Additionally, the roller 20A is in its elevated position. Molten metal may 
then be discharged from the ladle 23 into the tundish 14 from which it 
flows into the open upper end of mold 13. 
As the molten metal within the mold 13 begins to solidify around the pin 85 
extending from the head 31 of bar 11, the rollers 19A and 19B are operated 
so that the bar is withdrawn followed by the partially solidified strand. 
While the bar is positioned between the mold 13 and the rollers 19A, 19B 
each of the segments 37 will be in their full outwardly rotated position 
relative to each other so that the abuting surfaces 50 of end pieces 40 
will engage the surfaces 70 and the abuting surfaces 63 of each end piece 
42 will engage the surface 55. Each of the segments will then be in its 
position shown in FIG. 4 in which case, the bar 11 will be self supporting 
between support points and conform to the arcuate casting path.
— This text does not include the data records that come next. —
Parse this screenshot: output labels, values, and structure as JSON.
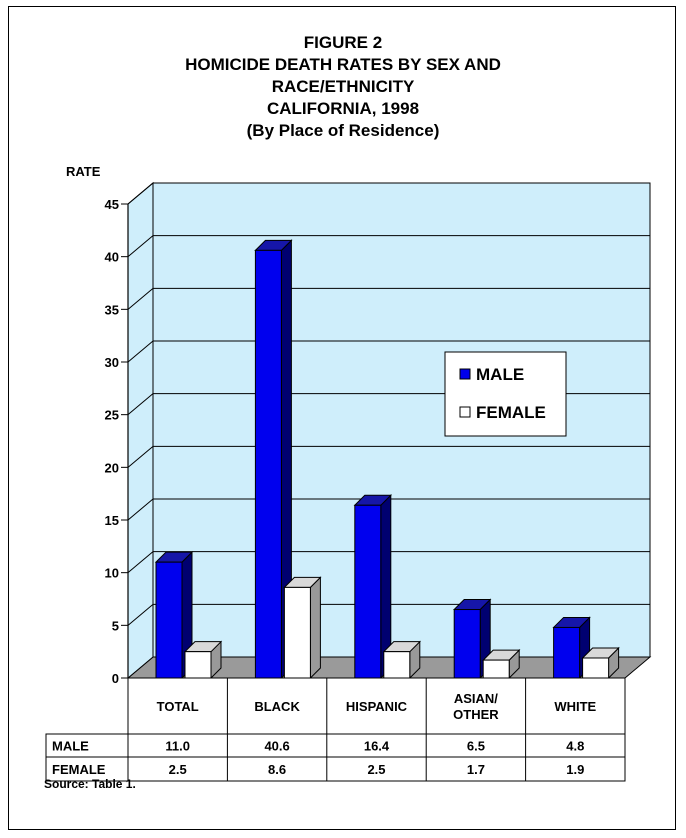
{
  "title_lines": [
    "FIGURE 2",
    "HOMICIDE DEATH RATES BY SEX AND",
    "RACE/ETHNICITY",
    "CALIFORNIA, 1998",
    "(By Place of Residence)"
  ],
  "source": "Source:  Table 1.",
  "chart_data": {
    "type": "bar",
    "title": "FIGURE 2 HOMICIDE DEATH RATES BY SEX AND RACE/ETHNICITY CALIFORNIA, 1998 (By Place of Residence)",
    "ylabel": "RATE",
    "xlabel": "",
    "ylim": [
      0,
      45
    ],
    "yticks": [
      0,
      5,
      10,
      15,
      20,
      25,
      30,
      35,
      40,
      45
    ],
    "grid": true,
    "legend_position": "right",
    "categories": [
      [
        "TOTAL"
      ],
      [
        "BLACK"
      ],
      [
        "HISPANIC"
      ],
      [
        "ASIAN/",
        "OTHER"
      ],
      [
        "WHITE"
      ]
    ],
    "series": [
      {
        "name": "MALE",
        "values": [
          11.0,
          40.6,
          16.4,
          6.5,
          4.8
        ],
        "labels": [
          "11.0",
          "40.6",
          "16.4",
          "6.5",
          "4.8"
        ],
        "color": "#0000ee"
      },
      {
        "name": "FEMALE",
        "values": [
          2.5,
          8.6,
          2.5,
          1.7,
          1.9
        ],
        "labels": [
          "2.5",
          "8.6",
          "2.5",
          "1.7",
          "1.9"
        ],
        "color": "#ffffff"
      }
    ],
    "colors": {
      "plot_bg": "#cfeefb",
      "male_top": "#1616a8",
      "male_side": "#000070",
      "female_side": "#999999",
      "female_top": "#d9d9d9"
    }
  }
}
As the 
result, only minimum support is required by the rollers 29A and 29B. 
As the bar 11 is moved toward the first drive assembly 90A, it will follow 
the arc described by the radius of the casting machine and move between 
the guide plates 122 of the first drive 90A. This will continue as the 
starting bar head 31 moves toward the drive rolls 19A and 19B. 
Just prior to the time when the head 31 is between the rollers 19A and 19B 
the cylinders 112 are each actuated to provide contact between rolls 94 
and 95 and the starter bar 11 so that the weight of the bar will now be 
controlled by the drive assemblies 90A, 90B. Meanwhile the juncture 
between the head 31 and the newly cast strand 16 will proceed through the 
withdrawal straightener assembly 18 until the head 31 passes the elevated 
roller 20A. A limit switch (not shown) is then activated by the starter 
bar 11 and in turn causes the hydraulic cylinder 22B from its broken line 
position in FIG. 13 downwardly to the point where roller 20A contacts the 
newly cast strand 16. When the roller 20A descends it shears the dowel 
pins 89 whereby the pin 85 separates from the head 31 and simultaneously, 
the strand 16 is straightened about the center line of roll 19B. The 
forward end of the strand passes on to the run out table 17 while the bar 
11 proceeds up through the drive assemblies 90A and 90B. Meanwhile, the 
drive assemblies 90A, 90B propel the starting bar 11 to its storage 
position shown in FIG. 1. Because the pivotal movement of the members 37 
are limited as shown in FIG. 6 by the engagement of the surfaces 48 and 54 
on end member 40 with the surfaces 67 and 62 on the end member 42 as shown 
in FIG. 6, the result is that the starting bar 11 is substantially self 
supporting in the stored position. 
When the starting bar 11 reaches the fully retracted position shown in FIG. 
1 a limit switch (not shown) is actuated by the starting bar 11 whereby 
hydraulic pressure of the cylinders 112 in both drive units 90A, 90B is 
increased to create a clamping force sufficient to hold a starting bar 
assembly in this stored position. When this preset pressure is reached, 
air cylinders (not shown) are activated to push locking pins (not shown) 
in place to hold the starting bar in this position.